Orchestra BioMed Holdings (OBIO) reported insider trading activity for Director Eric S. Fain on June 24, 2025. The transactions include:
- Acquisition of 12,422 restricted stock units (RSUs) at $0, held indirectly through the Fain Living Trust. Each RSU converts to one share of common stock
- Grant of 36,797 stock options with an exercise price of $3.22, held directly
Both the RSUs and stock options will vest in a single installment at the earlier of: (1) one-year anniversary of the grant date or (2) the 2026 Annual Meeting of Stockholders, subject to continuous service. Following these transactions, Fain beneficially owns 53,632 shares indirectly through the trust and 36,797 stock options directly. The Form 4 was filed by Andrew Taylor as attorney-in-fact on June 26, 2025.
Orchestra BioMed Holdings (OBIO) reported insider trading activity through a Form 4 filing for Director David Pacitti. On June 24, 2025, Pacitti received two equity compensation awards:
- 12,422 Restricted Stock Units (RSUs) with a $0 exercise price, bringing his direct ownership to 29,968 shares
- 36,797 Stock Options with an exercise price of $3.22 per share, expiring June 24, 2035
Both the RSUs and stock options will vest in a single installment at the earlier of: (1) one-year anniversary of the grant date, or (2) the company's 2026 Annual Meeting of Stockholders, subject to continued service. This equity compensation aligns the director's interests with shareholders through a combination of full-value shares and performance incentives.
Orchestra BioMed Holdings Director Eric S. Fain has filed a Form 144 notice for the proposed sale of 2,683 shares of common stock through Fidelity Brokerage Services, with an aggregate market value of $8,194.15.

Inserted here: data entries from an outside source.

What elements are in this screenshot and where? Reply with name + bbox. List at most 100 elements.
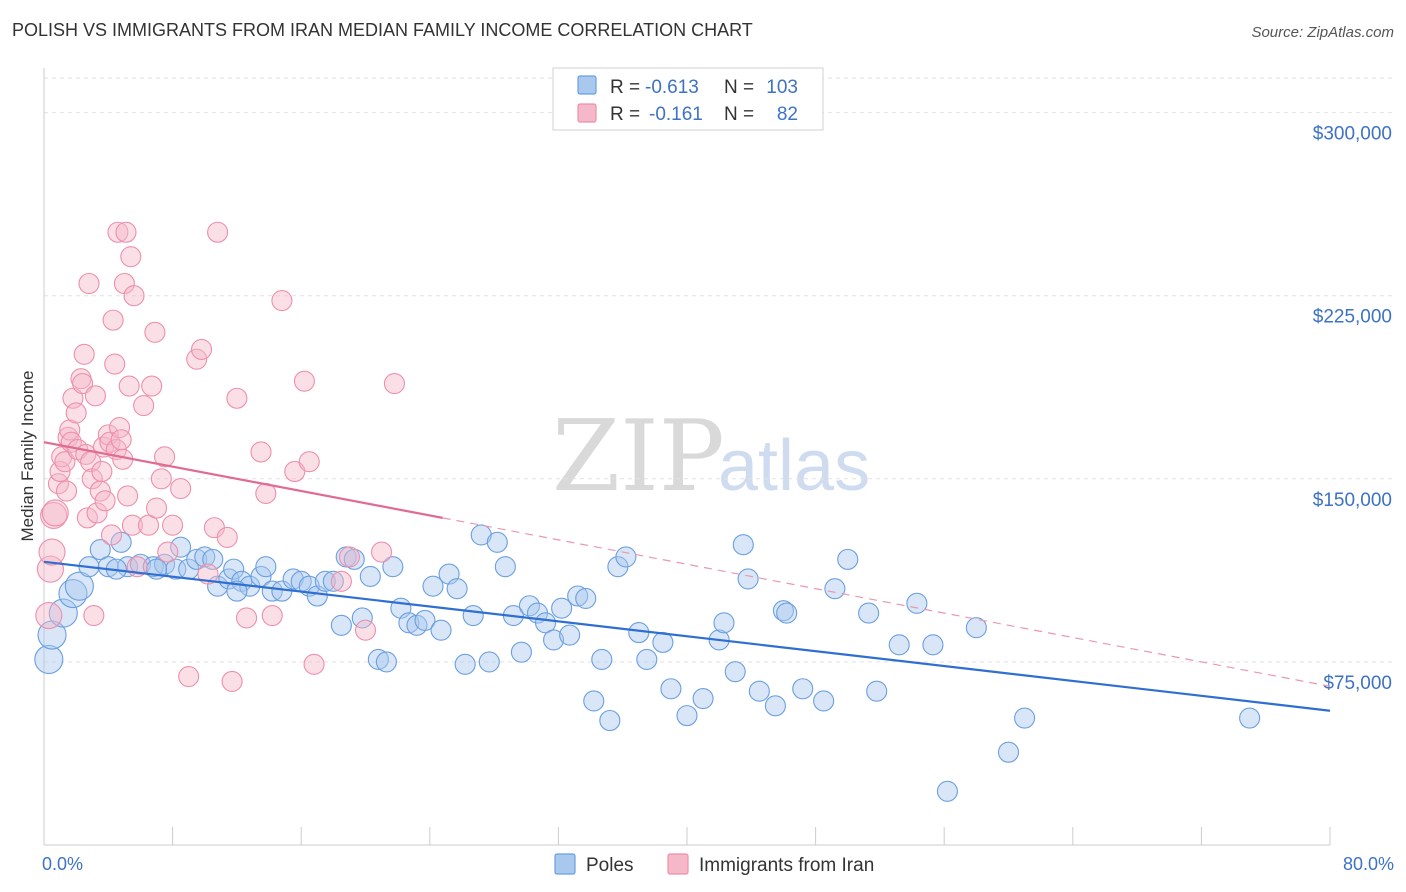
point-iran (221, 670, 243, 692)
series-legend: Poles Immigrants from Iran (554, 853, 874, 876)
point-iran (91, 460, 113, 483)
point-poles (359, 565, 381, 588)
stats-legend-r-label: R = (610, 104, 640, 125)
point-iran (40, 501, 68, 529)
point-iran (137, 514, 160, 536)
point-iran (284, 460, 306, 483)
stats-legend-r-value: -0.161 (649, 104, 703, 125)
point-iran (170, 478, 192, 500)
point-iran (271, 290, 293, 312)
point-iran (41, 499, 69, 527)
point-poles (888, 634, 910, 656)
point-poles (591, 648, 613, 671)
point-poles (559, 624, 581, 646)
point-iran (190, 338, 213, 360)
trend-line-iran-extrapolated (442, 517, 1331, 687)
stats-legend-n-value: 103 (766, 77, 798, 98)
watermark: ZIP atlas (552, 400, 870, 514)
point-iran (261, 604, 283, 627)
point-iran (83, 604, 105, 627)
point-iran (216, 526, 238, 548)
point-poles (97, 556, 119, 578)
stats-legend: R = -0.613 N = 103 R = -0.161 N = 82 (552, 67, 824, 131)
point-poles (636, 648, 658, 671)
point-iran (197, 563, 219, 585)
point-iran (55, 480, 78, 502)
point-iran (133, 395, 155, 417)
y-tick-label: $225,000 (1313, 307, 1392, 328)
point-poles (48, 598, 78, 628)
watermark-zip: ZIP (552, 400, 725, 514)
point-poles (575, 587, 597, 609)
point-poles (194, 546, 216, 568)
point-poles (543, 629, 565, 651)
point-poles (462, 604, 484, 627)
point-iran (162, 514, 184, 536)
y-tick-label: $300,000 (1313, 124, 1392, 145)
point-poles (583, 690, 605, 712)
point-iran (141, 375, 163, 397)
point-poles (226, 580, 248, 602)
stats-legend-swatch-poles (577, 75, 597, 95)
point-poles (922, 634, 944, 656)
point-poles (382, 556, 404, 578)
point-poles (858, 602, 880, 624)
point-poles (615, 546, 637, 568)
point-iran (86, 502, 108, 524)
series-legend-label-iran: Immigrants from Iran (699, 855, 874, 876)
series-legend-swatch-poles (554, 853, 576, 875)
series-legend-swatch-iran (667, 853, 689, 875)
point-poles (314, 570, 336, 592)
point-poles (713, 612, 735, 634)
point-iran (298, 451, 320, 473)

Key details of the transaction:
- The shares were acquired on June 25, 2025, through restricted stock vesting as compensation
- The sale is planned for June 26, 2025, on NASDAQ
- The sale is being conducted to cover tax obligations from a vested equity award distribution
- The transaction will be executed through the Fain Living Trust, where Eric S. Fain serves as trustee
The filing indicates that the seller has no knowledge of undisclosed material adverse information regarding Orchestra BioMed's operations. The company currently has 38,312,512 shares outstanding.